Rogers County judge rules police dash-cam video not public record under Open Records Act
The Claremore Police Department's dash-cam recordings are not public records under the state Open Records Act, a Rogers County judge ruled Tuesday.
But requesters may ask a court to find that the release of a particular recording would serve a public interest that outweighs the reason for denial, noted Associate District Judge Sheila A. Condren.
Two attorneys who specialize in drunken-driving cases -- Stephen G. Fabian Jr. of Oklahoma City and Josh D. Lee of Ward & Lee -- sued Claremore and Catoosa in June for access to their police departments' dash-cam recordings.
Condren's ruling in favor of Claremore was a surprise given that the city of Catoosa in June agreed to release its police department's audio and video recordings and because local law enforcement agencies typically release such recordings.
For example, the Oklahoma County sheriff last week released the dash cam video of a head-on collision in which a deputy was injured.
Condren's ruling contradicted an Oklahoma County district judge's 2005 ruling that favored Fabian by barring "the Oklahoma Highway Patrol from keeping videotapes of traffic arrests secret." (That ruling spurred legislators that year into exempting all Department of Public Safety dash-cam audio and video recordings.)
Her ruling also seems at odds with a 2004 state Supreme Court ruling also in favor of Fabian. The court ruled that DPS recordings of administrative hearings concerning revocation of drivers' licenses were public under the Open Records Act. (Fabian & Assoc., P.C., v. State ex. rel. Dept. of Public Safety, 2004 OK 67)
The Supreme Court held that the requested tapes contained facts concerning arrests and therefore were open under the Open Records Act. (Id. ¶ 14)
The statute makes public the "facts concerning the arrest, including the cause of arrest and the name of the arresting officer." (OKLA. STAT. tit. 51, § 24A.8(2))
"By this statute," the Supreme Court said, "DPS is required to make available for public inspection facts concerning the arrest. Fabian asserts that the requested tapes contain the facts concerning the arrest and therefore § 24A.8(A)(2) requires the tapes to be open for public inspection. We agree."
The Claremore police department's dash-cam recordings certainly contain facts concerning arrests.
Even Condren noted that the Claremore Police Department's dash-cam audio and video was "the only recording possessed by CPD of Plaintiff's client regarding the DUI stop and arrest."
But Condren said the Supreme Court case dealt "with what amounts to a transcript of a public hearing."
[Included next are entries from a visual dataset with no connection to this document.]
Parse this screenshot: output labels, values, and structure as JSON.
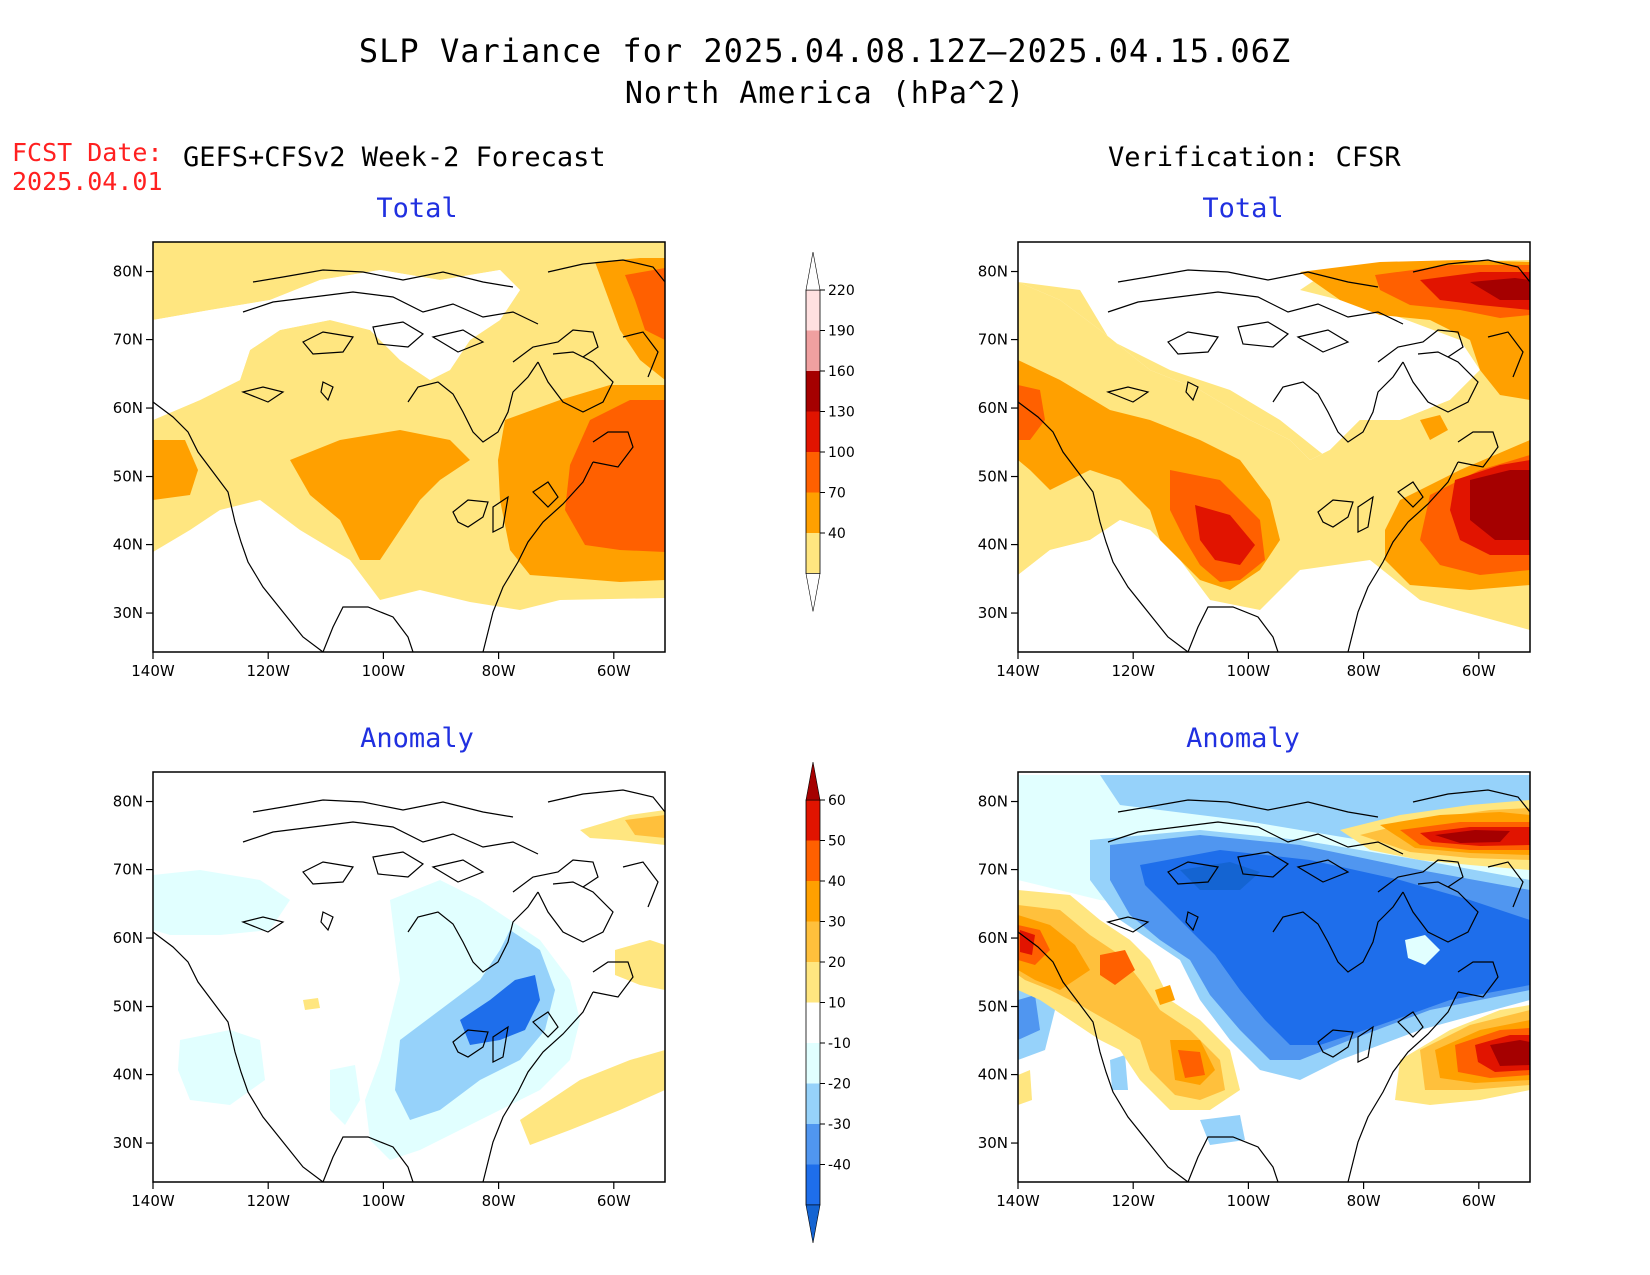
{
  "title": "SLP Variance for 2025.04.08.12Z–2025.04.15.06Z",
  "subtitle": "North America (hPa^2)",
  "fcst_date_label": "FCST Date:",
  "fcst_date_value": "2025.04.01",
  "left_header": "GEFS+CFSv2 Week-2 Forecast",
  "right_header": "Verification: CFSR",
  "panels": [
    {
      "title": "Total",
      "kind": "total"
    },
    {
      "title": "Total",
      "kind": "total"
    },
    {
      "title": "Anomaly",
      "kind": "anomaly"
    },
    {
      "title": "Anomaly",
      "kind": "anomaly"
    }
  ],
  "lat_ticks": [
    "30N",
    "40N",
    "50N",
    "60N",
    "70N",
    "80N"
  ],
  "lon_ticks": [
    "140W",
    "120W",
    "100W",
    "80W",
    "60W"
  ],
  "total_colorbar": {
    "labels": [
      "40",
      "70",
      "100",
      "130",
      "160",
      "190",
      "220"
    ],
    "colors": [
      "#ffe680",
      "#ffa000",
      "#ff6000",
      "#e11400",
      "#a50000",
      "#f0a0a0",
      "#ffe0e0"
    ]
  },
  "anomaly_colorbar": {
    "labels": [
      "-40",
      "-30",
      "-20",
      "-10",
      "10",
      "20",
      "30",
      "40",
      "50",
      "60"
    ],
    "colors": [
      "#1464d2",
      "#1e6eeb",
      "#5096f0",
      "#96d2fa",
      "#e1ffff",
      "#ffffff",
      "#ffe680",
      "#ffc03c",
      "#ffa000",
      "#ff6000",
      "#e11400",
      "#a50000"
    ]
  }
}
"In contrast, the 'dash cam' recording is a direct piece of evidence," she said. "As a result, the Court finds the Fabian case distinguishable from the facts presented at bar, and finds the 'dash cam' recording is not a public record pursuant to Title 51 O.S. § 24A.8 which is subject to public inspection."
The Supreme Court had interpreted the Open Records Act as requiring certain information in the hands of law enforcement to be made public.
Condren, however, read the statute as listing documents that must be public. And dash-cam recordings are not specified. (See OKLA. STAT. tit. 51, § 24A.8(1-8))
Condren's ruling is a blow to the public's need to know in Oklahoma. Other local law enforcement agencies are likely to cite it as a reason for not releasing their dash-cam videos.
But Fabian and Lee aren't likely to give up in this case, so we can hope that an appellate court will put dash-cam recordings firmly back in the realm of public information.
Joey Senat, Ph.D.
OSU School of Media & Strategic Communications
The opinions expressed in this blog are those of the commentators and do not necessarily represent the position of FOI Oklahoma Inc., its staff, or its board of directors. Differing interpretations of open government law and policy are welcome.